Matrimonio de primera Capítulo 128: No podía adivinarlo, aunque quisiera

sprite

Matrimonio de primera de Gato volador Capítulo 128: No podía adivinarlo, aunque quisiera

En Matrimonio de primera novela Capítulo 128: No podía adivinarlo, aunque quisiera , el contenido de la serie fue llevado al clímax. Honestamente, la única razón por la que me gustó el libro Matrimonio de primera fue por el protagonista masculino. Es uno de mis dos protagonistas masculinos favoritos hasta ahora. En Matrimonio de primera de Gato volador Ambos fueron elegantemente educados, tranquilos como si nada pudiera excitar sus nervios. Lea Capítulo 128: No podía adivinarlo, aunque quisiera y los capítulos posteriores de la serie Matrimonio de primera en readerexp.com

Yadira se sorprendió por un segundo y rápidamente se negó, -Estoy muy agradecida por tu amabilidad, Jaime, pero realmente no es necesario. Tengo que ir al trabajo ahora o si no llegaré tarde.-

Dicho eso, se despidió de Gabriela Borges otra vez.

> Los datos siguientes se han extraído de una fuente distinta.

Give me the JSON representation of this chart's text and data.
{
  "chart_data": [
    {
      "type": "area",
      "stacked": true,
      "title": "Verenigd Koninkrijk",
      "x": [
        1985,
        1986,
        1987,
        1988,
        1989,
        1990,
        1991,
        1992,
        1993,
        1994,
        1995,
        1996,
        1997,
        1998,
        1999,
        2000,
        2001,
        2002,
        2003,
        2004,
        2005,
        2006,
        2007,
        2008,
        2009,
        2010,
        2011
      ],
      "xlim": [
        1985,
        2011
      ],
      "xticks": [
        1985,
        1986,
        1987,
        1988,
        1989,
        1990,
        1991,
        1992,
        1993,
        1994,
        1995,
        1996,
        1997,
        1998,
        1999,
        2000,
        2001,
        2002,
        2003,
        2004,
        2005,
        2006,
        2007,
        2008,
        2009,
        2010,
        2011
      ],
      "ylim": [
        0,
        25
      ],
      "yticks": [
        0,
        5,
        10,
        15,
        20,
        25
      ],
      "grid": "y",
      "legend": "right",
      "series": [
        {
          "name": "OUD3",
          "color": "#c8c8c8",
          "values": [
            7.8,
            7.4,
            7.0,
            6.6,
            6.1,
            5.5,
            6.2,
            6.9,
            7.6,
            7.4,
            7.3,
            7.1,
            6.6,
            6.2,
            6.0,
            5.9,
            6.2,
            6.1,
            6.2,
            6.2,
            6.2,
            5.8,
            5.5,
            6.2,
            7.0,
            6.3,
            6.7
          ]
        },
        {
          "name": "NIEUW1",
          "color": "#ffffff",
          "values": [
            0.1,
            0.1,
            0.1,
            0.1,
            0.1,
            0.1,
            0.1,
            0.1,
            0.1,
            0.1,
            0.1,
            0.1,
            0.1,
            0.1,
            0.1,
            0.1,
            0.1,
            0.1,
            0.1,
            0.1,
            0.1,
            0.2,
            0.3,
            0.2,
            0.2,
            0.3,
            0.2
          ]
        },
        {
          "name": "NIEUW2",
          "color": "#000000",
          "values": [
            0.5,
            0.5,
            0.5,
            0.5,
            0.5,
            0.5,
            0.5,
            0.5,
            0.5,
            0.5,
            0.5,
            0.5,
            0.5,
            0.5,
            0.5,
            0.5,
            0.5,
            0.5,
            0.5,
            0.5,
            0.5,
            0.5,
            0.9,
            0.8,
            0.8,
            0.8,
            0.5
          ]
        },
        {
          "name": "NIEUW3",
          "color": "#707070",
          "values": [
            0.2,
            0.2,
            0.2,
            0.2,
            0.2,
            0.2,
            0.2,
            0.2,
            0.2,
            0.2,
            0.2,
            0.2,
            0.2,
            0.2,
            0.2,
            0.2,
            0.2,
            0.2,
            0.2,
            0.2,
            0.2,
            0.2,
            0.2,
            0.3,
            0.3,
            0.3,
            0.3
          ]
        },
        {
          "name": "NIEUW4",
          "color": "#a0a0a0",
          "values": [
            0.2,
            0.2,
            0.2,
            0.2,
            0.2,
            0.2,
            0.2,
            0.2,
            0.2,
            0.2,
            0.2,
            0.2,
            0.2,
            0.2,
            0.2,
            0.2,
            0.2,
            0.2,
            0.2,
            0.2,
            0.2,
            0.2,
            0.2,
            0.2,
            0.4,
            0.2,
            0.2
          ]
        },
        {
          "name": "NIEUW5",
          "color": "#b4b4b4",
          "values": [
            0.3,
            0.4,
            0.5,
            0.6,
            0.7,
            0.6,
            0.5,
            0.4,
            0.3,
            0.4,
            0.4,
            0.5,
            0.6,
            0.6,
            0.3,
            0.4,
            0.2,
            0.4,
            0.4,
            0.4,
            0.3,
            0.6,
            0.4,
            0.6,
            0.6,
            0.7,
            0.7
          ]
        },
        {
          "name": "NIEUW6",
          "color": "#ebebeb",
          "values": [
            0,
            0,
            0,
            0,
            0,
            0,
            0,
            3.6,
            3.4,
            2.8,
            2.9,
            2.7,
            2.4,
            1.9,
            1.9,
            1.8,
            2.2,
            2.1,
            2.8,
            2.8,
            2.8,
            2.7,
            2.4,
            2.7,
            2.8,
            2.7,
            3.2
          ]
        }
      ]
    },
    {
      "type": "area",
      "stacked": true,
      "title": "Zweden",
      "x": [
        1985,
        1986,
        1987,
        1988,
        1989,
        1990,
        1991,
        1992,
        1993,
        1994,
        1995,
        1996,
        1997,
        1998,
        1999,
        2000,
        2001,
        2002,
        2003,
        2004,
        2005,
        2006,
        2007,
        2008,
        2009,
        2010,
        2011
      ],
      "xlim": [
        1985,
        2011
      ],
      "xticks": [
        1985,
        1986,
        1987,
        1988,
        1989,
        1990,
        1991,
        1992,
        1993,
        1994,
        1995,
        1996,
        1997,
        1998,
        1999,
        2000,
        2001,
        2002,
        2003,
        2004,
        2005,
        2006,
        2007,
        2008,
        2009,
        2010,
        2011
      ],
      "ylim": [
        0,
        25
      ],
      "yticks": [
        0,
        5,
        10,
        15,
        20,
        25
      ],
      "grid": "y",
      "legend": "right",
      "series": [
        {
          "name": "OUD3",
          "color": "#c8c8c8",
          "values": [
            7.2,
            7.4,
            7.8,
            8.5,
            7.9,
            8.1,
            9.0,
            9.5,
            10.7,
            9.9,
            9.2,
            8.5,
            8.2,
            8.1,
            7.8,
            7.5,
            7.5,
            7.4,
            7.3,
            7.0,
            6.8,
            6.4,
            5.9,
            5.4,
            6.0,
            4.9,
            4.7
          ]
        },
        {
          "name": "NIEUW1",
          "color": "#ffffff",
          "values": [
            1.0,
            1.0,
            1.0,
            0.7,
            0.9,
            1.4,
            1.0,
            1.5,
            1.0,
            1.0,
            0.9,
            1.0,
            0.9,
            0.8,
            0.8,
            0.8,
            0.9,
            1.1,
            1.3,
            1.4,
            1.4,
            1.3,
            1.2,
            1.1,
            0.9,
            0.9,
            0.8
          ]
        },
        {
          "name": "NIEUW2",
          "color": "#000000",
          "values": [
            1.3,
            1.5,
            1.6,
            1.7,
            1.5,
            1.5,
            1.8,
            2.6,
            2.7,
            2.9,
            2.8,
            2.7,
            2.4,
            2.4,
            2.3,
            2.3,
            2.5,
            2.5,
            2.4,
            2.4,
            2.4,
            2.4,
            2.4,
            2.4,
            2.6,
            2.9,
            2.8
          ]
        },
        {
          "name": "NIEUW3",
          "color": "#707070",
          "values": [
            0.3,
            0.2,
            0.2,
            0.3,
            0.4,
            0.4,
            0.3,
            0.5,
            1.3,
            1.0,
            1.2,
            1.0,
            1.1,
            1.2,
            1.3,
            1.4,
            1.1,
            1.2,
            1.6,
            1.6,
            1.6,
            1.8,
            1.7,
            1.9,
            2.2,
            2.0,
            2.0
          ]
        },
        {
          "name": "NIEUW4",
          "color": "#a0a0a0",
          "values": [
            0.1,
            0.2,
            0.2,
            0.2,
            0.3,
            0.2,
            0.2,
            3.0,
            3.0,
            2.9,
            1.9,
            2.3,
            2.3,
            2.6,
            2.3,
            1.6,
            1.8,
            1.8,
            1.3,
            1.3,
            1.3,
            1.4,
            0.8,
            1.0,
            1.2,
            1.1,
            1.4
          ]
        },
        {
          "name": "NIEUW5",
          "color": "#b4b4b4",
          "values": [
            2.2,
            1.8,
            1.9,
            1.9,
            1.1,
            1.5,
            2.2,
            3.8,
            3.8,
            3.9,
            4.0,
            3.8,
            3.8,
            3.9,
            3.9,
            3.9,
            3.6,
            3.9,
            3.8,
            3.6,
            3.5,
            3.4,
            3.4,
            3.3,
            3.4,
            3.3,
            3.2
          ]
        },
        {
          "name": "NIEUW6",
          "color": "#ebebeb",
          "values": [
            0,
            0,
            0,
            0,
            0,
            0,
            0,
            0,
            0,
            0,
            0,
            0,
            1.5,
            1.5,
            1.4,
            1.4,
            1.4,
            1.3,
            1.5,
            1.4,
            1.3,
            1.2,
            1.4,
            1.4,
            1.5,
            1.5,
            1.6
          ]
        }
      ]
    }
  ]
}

Luego abrió la puerta, salió apresuradamente del auto y se fue.

Jaime miró la apresurada partida de Yadira a través de la ventanilla del auto, y la sonrisa en sus ojos se desvaneció gradualmente.

Sabía que Yadira y Delfino habían discutido recientemente por el asunto de que Delfino la había engañado.

Sin embargo, para distanciarse de él, le había llamado “Jaime” como lo hacía Delfino.

...

Cuando Yadira entró al Grupo Jimenez, todavía estaba un poco confundida.

¿Por qué Jaime le había dicho cosas tan extrañas?

Por la forma en que la miraba antes, era como si estuviera mirando a otra persona a través de ella.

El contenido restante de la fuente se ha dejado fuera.